Already old news, but El Rushbo has been diagnosed with advanced lung cancer, which will likely kill him, as advanced lung cancer tends to do. He said he complained of shortness of breath in early January. It also looks like he has lost a lot of weight. Rush was like the the original shit poster, becoming the anathema of the left whose loathsomeness was unsurpassed until Trump came along in 2015. This diagnosis came as surprise to me because Rush was never a heavy smoker. Although a cigar connoisseur, by his own insistence he never inhaled them. Contrary to some reports, he was not a lifelong smoker. However, he did smoke as a young adult from 1965 to 1980. So in spite quitting he had already signed his death warrant. The risk of risk of lung cancer never goes away after quitting, even if lung functionality is otherwise completely restored and having not smoked for many decades. The high incidence of lung cancer in former-smokers, who get cancer sometimes up to 30 years or longer after quitting, is evidence that smoking is possibly more dangerous than commonly believed. The assumption is, if you quit, you can eliminate or at least attenuate the health effects of smoking, which is true to a large degree, but the risk of the most feared and deadliest consequence of smoking, lung cancer, does not go down.
Whether it’s fears over pandemics or terrorism, the media tends to overreact about the dangers of things, but smoking is one of the few exceptions, that in spite of over half a century of anti-smoking campaigns and research, many of the risks are are still unknown and are still being discovered (such as long-term lung cancer risk in former smokers, similar to long-term cancer risk of asbestos exposure). Another discovery and making matters worse, is that dosage vs. risk is not linear, meaning that going from 10 cigarettes a day to 2 packs a day does not boost lung cancer risk much, so people who think they are light smokers and reducing their risk by only smoking a little, are not (except only very little).
But back to Rush, of course, the left brings up his drug addiction and arrest, but everyone is a hypocrite to some degree.

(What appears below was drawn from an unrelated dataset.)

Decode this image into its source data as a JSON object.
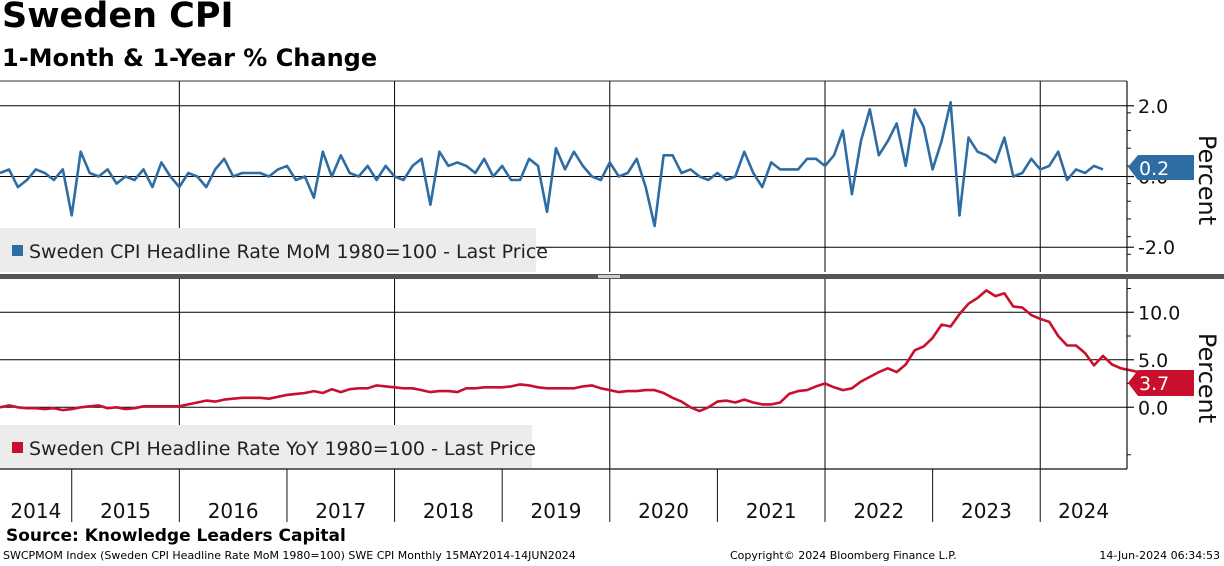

The social-justice left creates this unobtainable idealization of virtue, whereas conservatives understand that people are flawed each in their own ways, and I think it speaks to the human capacity for goodness that his listeners were able to forgive and overlook these transgressions. An also, it’s not like Rush held himself as some sort of exemplar of morality. And given all the church, priest, and pastor scandals in recent years, it’t not like those who profess such morality in public and to their followers are any better in private either. But disappointingly, Rush went from being against the establishment to being a tool for it. Like McCain, he was hawkish interventionist, unfailingly supporting the Iraq war long after things began to do downhill. At best, he is like a more uninhibited version of Ben Shapiro or Denis Pager, and ‘dissident’ in so far as opposing the left than opposing mainstream conservative policy.
But the biggest problem is, like Thomas Sowell and other old guards of the ’90s culture wars, he became irrelevant. Discourse and tastes changed, but he didn’t, and rather than adapting to the times, he and his fans remained in a groundhog day-like universe stuck between 1995-2000, when Newt was duking it out with Clinton, and the utterance of Al Gore inventing the internet was somehow funny. Like anyone who follows politics, I of course knew about Rush Limbaugh, but until this cancer story broke, there was scarcely any mention of him online, even by other conservatives and on political sites, such as on Reddit or on blogs. Occasionally , a clip of his show would surface on r/r/TheDonald, where it would garner a handful of votes and no comments. It was as if this hugely popular and influential radio host, for all intents and purposes, didn’t exist. Consider, for example, the official Jordan Peterson sub, which has 192,000 members, and by comparison, the official Rush Limbaugh sub has just..780. It is so obscure, that it was hard to find in Google, buried somewhere on page 5 when one tries to search for “Reddit+Rush Limbaugh”. Jordan Peterson was introducing young people to philosophy, psychology, and the relationship between liberalism, Marxism, and postmodernism; Rush was still going on about the ‘drive-by media,’ long after anyone but his listeners stopped caring.